CHICAGO - The Missouri Higher Education Loan Authority is considering the purchase - at a discounted rate - of about $30 million of senior lien auction-rate securities that are part of its outstanding $3.5 billion ARS portfolio.

The authority, in a notice dated May 7 that was filed with municipal repositories and posted on the authority's Web site at under the Investor Information heading of the About Us section at www.mohela.com, informs investors that it is considering bids on a "limited number of taxable senior auction-rate bonds through online trading portals."

"MOHELA will purchase the auction bonds only if the purchase price is at a discount to par," the notice reads. No bids would be submitted by the authority before May 14. The agency said factors such as the asking price, maturity, and failed auction interest rate would influence its decision on what bonds to bid on if it chooses to move forward with the plan.

The authority said it would not purchase any bonds directly from bondholders, limiting the transactions to secondary market trading portals. The agency is registered with Restricted Securities Trading Network at www.restrictedsecurities.net, but reported that it may register with additional portals.

The agency would not tap general funds to cover the cost of the potential purchase, according to the notice. "MOHELA presently anticipates that it will be using its restricted funds within the resolution trust estate ... for any purchases of the auction bonds," the notice reads.

The $3.5 billion of ARS include a mix of senior and subordinate debt with the senior securities carrying top ratings from Fitch Ratings and Moody's Investors Service and the subordinate bonds carrying mid-level single A ratings. The top ratings on the senior debt are because those securities are backed by loans guaranteed through various federal student loan programs.

While rates began to rise last August as the credit crunch heightened liquidity concerns, the authority began experiencing widespread auction failures in February as investors stopped bidding on the securities and auction agents, faced with their own liquidity concerns.

The possible purchase by MOHELA is just one of a series of options under consideration by the authority to address the collapse of the auction-rate market. Other options include the possible restructuring of its debt and the possible sale of certain loans that secure bonds, according to past notices.

Although $30 million represents just a small chunk of the authority's auction-rate holdings, MOHELAis the first issuer to make a public statement about the possible repurchase of some of its auction-rate securities in the secondary market, according to the Restricted Securities Trading Network. Such outright purchases can be difficult for student loan agencies that typically have little cash on hand.

"They know there a lot of holders with a need for capital," said the network's Barry Silbert, who added that the firm is in "discussions" with several other issuers about possible secondary market purchases of their ARS.

MOHELA reported its first loss ever for the first quarter of 2008, although officials have said in published reports that it should end the year in the black. In a move aimed at helping the agency improve its balance sheet, the Missouri House and Senate recently approved legislation expanding the federal loan programs MOHELA can originate.
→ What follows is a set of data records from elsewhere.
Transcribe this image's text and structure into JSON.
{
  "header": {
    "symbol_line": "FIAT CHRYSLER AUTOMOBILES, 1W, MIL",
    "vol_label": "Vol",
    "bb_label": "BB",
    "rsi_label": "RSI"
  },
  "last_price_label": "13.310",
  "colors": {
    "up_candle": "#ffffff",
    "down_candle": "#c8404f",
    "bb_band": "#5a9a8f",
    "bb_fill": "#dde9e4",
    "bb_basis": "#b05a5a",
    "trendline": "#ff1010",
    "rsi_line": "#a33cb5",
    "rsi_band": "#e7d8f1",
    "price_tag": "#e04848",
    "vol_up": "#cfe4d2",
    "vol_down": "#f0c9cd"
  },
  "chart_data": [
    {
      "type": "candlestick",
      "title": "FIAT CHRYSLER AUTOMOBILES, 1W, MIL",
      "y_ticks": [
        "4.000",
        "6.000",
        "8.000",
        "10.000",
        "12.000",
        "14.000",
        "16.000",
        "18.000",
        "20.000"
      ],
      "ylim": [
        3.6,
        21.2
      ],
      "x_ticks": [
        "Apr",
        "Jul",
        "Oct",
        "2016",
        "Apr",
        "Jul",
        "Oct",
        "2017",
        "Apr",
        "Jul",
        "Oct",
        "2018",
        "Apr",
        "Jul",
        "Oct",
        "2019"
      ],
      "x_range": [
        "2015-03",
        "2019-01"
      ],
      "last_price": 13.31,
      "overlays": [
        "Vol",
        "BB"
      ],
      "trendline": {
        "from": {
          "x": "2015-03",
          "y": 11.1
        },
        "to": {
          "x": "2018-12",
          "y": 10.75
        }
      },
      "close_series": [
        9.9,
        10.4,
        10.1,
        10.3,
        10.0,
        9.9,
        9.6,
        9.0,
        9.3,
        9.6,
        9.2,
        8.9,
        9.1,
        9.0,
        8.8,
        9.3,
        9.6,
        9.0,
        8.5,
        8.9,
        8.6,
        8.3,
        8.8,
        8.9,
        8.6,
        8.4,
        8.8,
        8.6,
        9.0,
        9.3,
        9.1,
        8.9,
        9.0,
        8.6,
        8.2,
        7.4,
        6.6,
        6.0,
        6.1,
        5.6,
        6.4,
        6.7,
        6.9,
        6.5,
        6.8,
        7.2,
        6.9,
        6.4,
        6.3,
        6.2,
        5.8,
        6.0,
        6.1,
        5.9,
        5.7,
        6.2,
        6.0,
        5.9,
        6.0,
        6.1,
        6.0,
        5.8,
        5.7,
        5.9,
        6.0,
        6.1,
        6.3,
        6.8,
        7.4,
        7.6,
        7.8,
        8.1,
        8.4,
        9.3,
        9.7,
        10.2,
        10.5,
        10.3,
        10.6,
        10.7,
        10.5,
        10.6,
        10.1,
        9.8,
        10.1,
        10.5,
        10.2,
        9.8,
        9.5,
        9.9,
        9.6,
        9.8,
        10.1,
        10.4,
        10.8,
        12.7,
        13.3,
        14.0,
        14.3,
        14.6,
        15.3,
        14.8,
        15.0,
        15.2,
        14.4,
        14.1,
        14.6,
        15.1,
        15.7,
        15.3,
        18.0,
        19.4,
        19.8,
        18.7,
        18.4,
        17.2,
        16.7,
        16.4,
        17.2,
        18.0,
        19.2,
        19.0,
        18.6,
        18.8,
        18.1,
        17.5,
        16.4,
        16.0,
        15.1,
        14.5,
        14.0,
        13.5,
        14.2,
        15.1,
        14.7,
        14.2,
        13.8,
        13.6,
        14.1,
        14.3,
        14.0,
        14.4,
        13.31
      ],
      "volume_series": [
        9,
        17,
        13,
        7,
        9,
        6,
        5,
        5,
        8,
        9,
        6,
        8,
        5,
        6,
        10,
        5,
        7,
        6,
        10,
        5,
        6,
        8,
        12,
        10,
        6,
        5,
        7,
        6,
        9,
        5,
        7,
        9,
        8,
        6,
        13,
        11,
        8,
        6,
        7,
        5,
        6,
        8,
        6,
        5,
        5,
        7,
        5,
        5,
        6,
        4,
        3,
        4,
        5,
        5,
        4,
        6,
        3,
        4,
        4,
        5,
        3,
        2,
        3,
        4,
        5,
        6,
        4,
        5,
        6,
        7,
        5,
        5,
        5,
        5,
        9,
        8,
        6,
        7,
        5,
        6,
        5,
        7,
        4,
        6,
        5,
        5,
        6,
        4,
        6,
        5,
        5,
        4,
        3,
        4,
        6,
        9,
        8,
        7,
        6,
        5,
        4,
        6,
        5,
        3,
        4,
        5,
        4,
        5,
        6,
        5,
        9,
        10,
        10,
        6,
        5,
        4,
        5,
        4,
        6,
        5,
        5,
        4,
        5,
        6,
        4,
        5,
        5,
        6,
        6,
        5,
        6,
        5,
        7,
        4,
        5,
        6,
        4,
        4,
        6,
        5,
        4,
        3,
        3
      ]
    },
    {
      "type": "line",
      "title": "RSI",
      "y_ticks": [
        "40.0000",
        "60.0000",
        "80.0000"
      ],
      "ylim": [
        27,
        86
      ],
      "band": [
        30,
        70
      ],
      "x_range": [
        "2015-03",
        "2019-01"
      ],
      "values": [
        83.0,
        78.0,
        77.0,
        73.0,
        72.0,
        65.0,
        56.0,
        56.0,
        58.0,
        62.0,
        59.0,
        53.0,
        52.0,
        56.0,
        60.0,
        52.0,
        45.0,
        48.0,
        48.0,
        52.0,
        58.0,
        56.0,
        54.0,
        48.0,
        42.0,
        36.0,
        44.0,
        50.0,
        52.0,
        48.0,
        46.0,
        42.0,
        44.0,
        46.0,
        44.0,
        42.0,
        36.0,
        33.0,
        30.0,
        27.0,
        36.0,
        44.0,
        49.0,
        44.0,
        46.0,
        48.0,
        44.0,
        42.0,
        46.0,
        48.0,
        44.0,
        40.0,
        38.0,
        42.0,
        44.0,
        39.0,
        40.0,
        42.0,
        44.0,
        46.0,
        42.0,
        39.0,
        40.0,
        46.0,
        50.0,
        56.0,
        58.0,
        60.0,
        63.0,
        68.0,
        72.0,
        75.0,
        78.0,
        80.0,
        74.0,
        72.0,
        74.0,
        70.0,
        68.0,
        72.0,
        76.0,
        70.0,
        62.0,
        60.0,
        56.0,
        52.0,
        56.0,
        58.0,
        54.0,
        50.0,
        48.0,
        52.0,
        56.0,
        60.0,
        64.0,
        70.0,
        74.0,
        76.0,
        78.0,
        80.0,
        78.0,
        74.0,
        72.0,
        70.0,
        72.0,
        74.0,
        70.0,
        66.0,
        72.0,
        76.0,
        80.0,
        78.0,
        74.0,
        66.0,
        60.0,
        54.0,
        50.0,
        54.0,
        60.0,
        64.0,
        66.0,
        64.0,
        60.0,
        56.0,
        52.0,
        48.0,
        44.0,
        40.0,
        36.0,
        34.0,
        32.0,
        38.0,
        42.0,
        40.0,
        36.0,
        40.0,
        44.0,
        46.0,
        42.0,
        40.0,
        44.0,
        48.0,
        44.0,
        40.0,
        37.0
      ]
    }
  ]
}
Some lawmakers believe that if the authority was not required to sell $350 million in assets under a previously approved plan pushed by Gov. Matt Blunt to fund higher education projects, the agency would have had more flexibility to navigate through the current credit crisis.

President Bush also recently signed legislation that will allow the Department of Education to temporarily purchase loans held by student loan lenders, a move that supporters of the measure said would help mitigate a looming student lending crisis.